In 1996, Prince Charles and Diana divorced, Atlanta hosted the Summer Olympics, Dolly the sheep became the first successfully cloned mammal, and Woody and Buzz were all the rage among the kid set because the original “Toy Story” had been released for the 1995 holiday season.
Also in 1996? Mr. Andi and I got married.
On February 10, on a drizzly Saturday in Guntersville, Alabama, two days shy of the anniversary of our first date and after a lengthy engagement (we got engaged a little over three months after that first date), we both said “I do.”
When we set off for our honeymoon, we were young and optimistic, and we had every reason to be. We had our health, we had great jobs working for the same stable, growing company (we first met at our job interview), and we had each other. We envisioned a house full of boys who would play sports and hunt and fish (though girls were welcome, too!)
We bought a house – a small post-war bungalow with quirks galore – and we got the requisite labrador retriever (though she was a rescue pup – a pattern of rescue pets we still follow). We waited a couple of years and then decided to start a family.

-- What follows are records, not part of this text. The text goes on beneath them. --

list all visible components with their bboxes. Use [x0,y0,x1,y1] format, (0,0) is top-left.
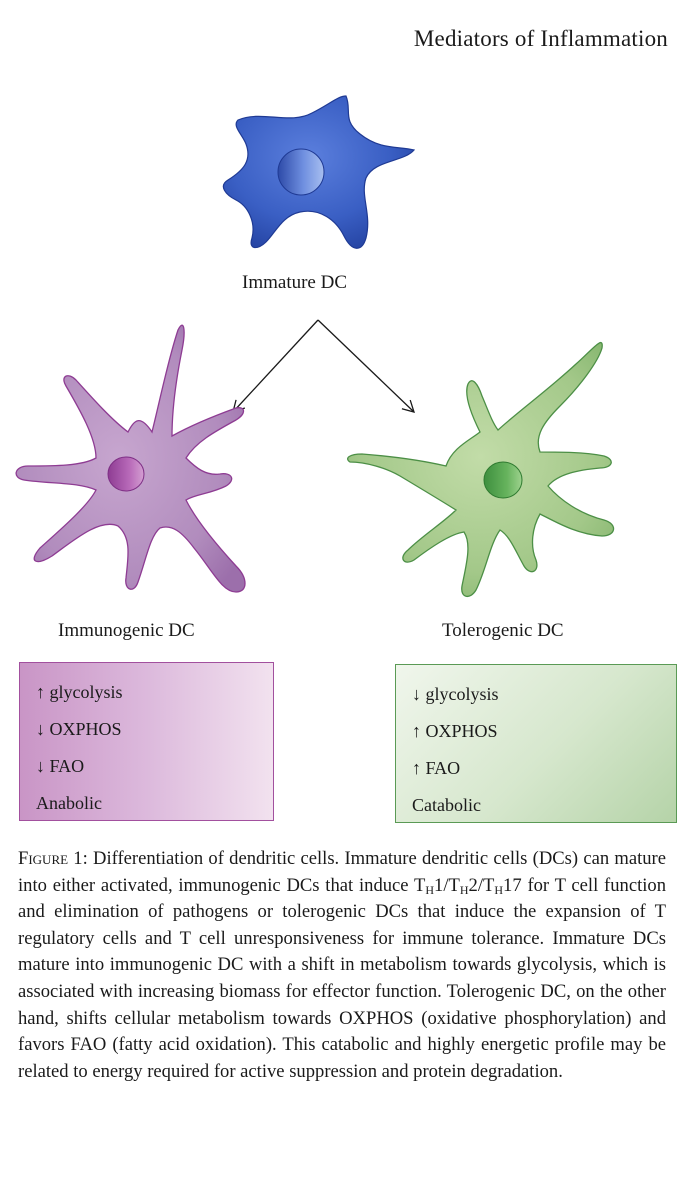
dendritic-cell-diagram [15,95,615,597]
immature-dc-cell [222,95,416,249]
figure-caption: Figure 1: Differentiation of dendritic c… [18,846,666,1085]
immunogenic-fao: ↓ FAO [36,756,85,776]
immature-dc-label: Immature DC [242,272,348,293]
immunogenic-profile: Anabolic [36,793,102,813]
arrow-to-tolerogenic [317,319,415,413]
immunogenic-oxphos: ↓ OXPHOS [36,719,122,739]
caption-text-4: 17 for T cell function and elimination o… [18,874,666,1082]
tolerogenic-dc-cell [347,341,615,597]
arrow-to-immunogenic [232,319,319,413]
tolerogenic-oxphos: ↑ OXPHOS [412,721,498,741]
immunogenic-dc-cell [15,324,246,593]
caption-sub-2: H [459,882,469,897]
tolerogenic-fao: ↑ FAO [412,758,461,778]
tolerogenic-dc-label: Tolerogenic DC [442,620,564,641]
caption-text-1: Differentiation of dendritic cells. Imma… [18,848,667,896]
caption-text-2: 1/T [434,874,460,896]
caption-sub-3: H [494,882,504,897]
immunogenic-dc-label: Immunogenic DC [58,620,195,641]
immunogenic-metabolism-box: ↑ glycolysis ↓ OXPHOS ↓ FAO Anabolic [19,662,274,821]
figure-label: Figure 1: [18,848,88,869]
tolerogenic-metabolism-box: ↓ glycolysis ↑ OXPHOS ↑ FAO Catabolic [395,664,677,823]
journal-header: Mediators of Inflammation [413,26,668,51]
immunogenic-glycolysis: ↑ glycolysis [36,682,123,702]
caption-sub-1: H [425,882,435,897]
caption-text-3: 2/T [468,874,495,896]
tolerogenic-profile: Catabolic [412,795,481,815]
tolerogenic-glycolysis: ↓ glycolysis [412,684,499,704]
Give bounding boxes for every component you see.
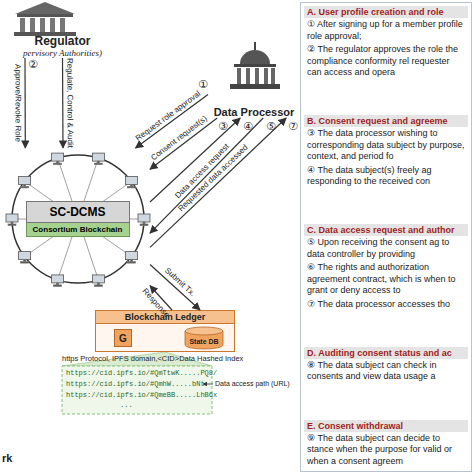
node-text: Consortium Blockchain [26,223,130,237]
step-section: E. Consent withdrawal⑨ The data subject … [304,420,468,469]
callout-number: ② [28,58,38,71]
node-title: D. Auditing consent status and ac [304,347,468,359]
edge-label: Regulate, Control & Audit [65,58,74,148]
network-ring [6,153,150,286]
callout-number: ③ [218,120,228,133]
node-title: Regulator [34,34,90,48]
connector-arrow [150,118,263,233]
edge-label: Response [140,286,171,319]
processor-node: Data Processor [208,40,300,118]
edge-label: Approve/Revoke Role [14,64,23,142]
node-text: ⑦ The data processor accesses tho [304,298,468,312]
step-section: D. Auditing consent status and ac⑧ The d… [304,347,468,384]
state-db-cylinder: State DB [184,326,224,350]
step-section: C. Data access request and author⑤ Upon … [304,224,468,311]
edge-label: Request role approval [133,89,201,143]
node-text: ② The regulator approves the role the co… [304,43,468,80]
node-text: ⑨ The data subject can decide to stance … [304,432,468,469]
regulator-building [14,2,76,36]
cylinder-top [185,327,223,335]
edge-label: Submit Tx. [163,266,197,298]
url-text: https://cid.ipfs.io/#QmTtwK.....PQ8/ [66,369,217,377]
node-title: G [119,333,127,344]
url-text: https://cid.ipfs.io/#QmhW.....bNt [66,380,205,388]
node-title: Data Processor [214,106,295,118]
callout-number: ⑤ [266,120,276,133]
steps-panel: A. User profile creation and role① After… [300,2,472,472]
node-text: ④ The data subject(s) freely ag respondi… [304,164,468,189]
callout-number: ④ [243,120,253,133]
connector-arrow [24,58,25,148]
blockchain-network: SC-DCMSConsortium Blockchain [5,148,150,290]
node-title: State DB [189,338,218,345]
connector-arrow [62,58,64,148]
step-section: A. User profile creation and role① After… [304,6,468,80]
node-text: ⑤ Upon receiving the consent ag to data … [304,236,468,261]
node-title: SC-DCMS [26,201,130,223]
node-title: B. Consent request and agreeme [304,115,468,127]
node-text: ⑧ The data subject can check in consents… [304,359,468,384]
url-text: https://cid.ipfs.io/#QmeBB.....LhB6x [66,391,217,399]
node-text: ① After signing up for a member profile … [304,18,468,43]
regulator-node: Regulatorpervisory Authorities) [0,0,125,58]
node-title: E. Consent withdrawal [304,420,468,432]
genesis-block: G [114,329,132,347]
node-title: A. User profile creation and role [304,6,468,18]
callout-number: ⑦ [288,120,298,133]
ellipsis-text: ... [120,401,133,409]
node-title: C. Data access request and author [304,224,468,236]
protocol-note: https Protocol, IPFS domain,<CID>Data Ha… [62,354,243,363]
node-text: ⑥ The rights and authorization agreement… [304,261,468,298]
step-section: B. Consent request and agreeme③ The data… [304,115,468,189]
path-note: Data access path (URL) [215,380,290,387]
node-text: pervisory Authorities) [23,48,102,58]
callout-number: ① [198,78,208,91]
node-text: ③ The data processor wishing to correspo… [304,127,468,164]
cropped-label: rk [2,452,12,464]
processor-building [230,42,280,89]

Our family didn’t turn out exactly the way we expected.
On the road to parenthood, we crossed the bridges of miscarriage, stillbirth, infertility, prematurity and cerebral palsy, and (eventually, twelve years after we started) Down syndrome. There are days that I feel we’ve lived two lifetimes in nineteen years. We have had a couple of rough patches, as well – times when I wondered if we were strong enough to make it.
But we are strong enough, and we have made it, and we will make it.
As I was mulling over what to say in today’s post, I thought how clearly I can remember the rough times, which at first seemed like a bad thing. But then I realized why those rough times stick out so much in my mind.
It’s because there are so few of them.
Mr. Andi is a good husband, and a good father. He is patient with both of our children and their limitations, and with me and my craziness (as I type this post there’s an almost-finished console table in the garage that he decided to build for me on Sunday because I Just. Can’t. Stand. One. More. Day. the piece of furniture it’s going to replace).
I mentioned our family vernacular last week, but Mr. Andi and I have our own private language, as well, that not even the kids understand. Because we were married for almost seven years before Sarah Kate was born, we had time to make our own memories without the children, and she enjoys listening to those old stories. Another seven years passed before Nathan came long, so there are also stories that feature us as a family of only three.
I’m not sentimental or romantic, so believe me when I say that Mr. Andi and I are a perfect fit. He is strong when I am weak, and I am calm when he is stormy. He seeks adventure while I avoid risk, and keeps me laughing through even through the darkest of times.
I don’t know what the future holds for us, but I know I want to journey through it with my soulmate by my side.
Happy anniversary, Mr. Andi. There are no words to express how deeply I love you.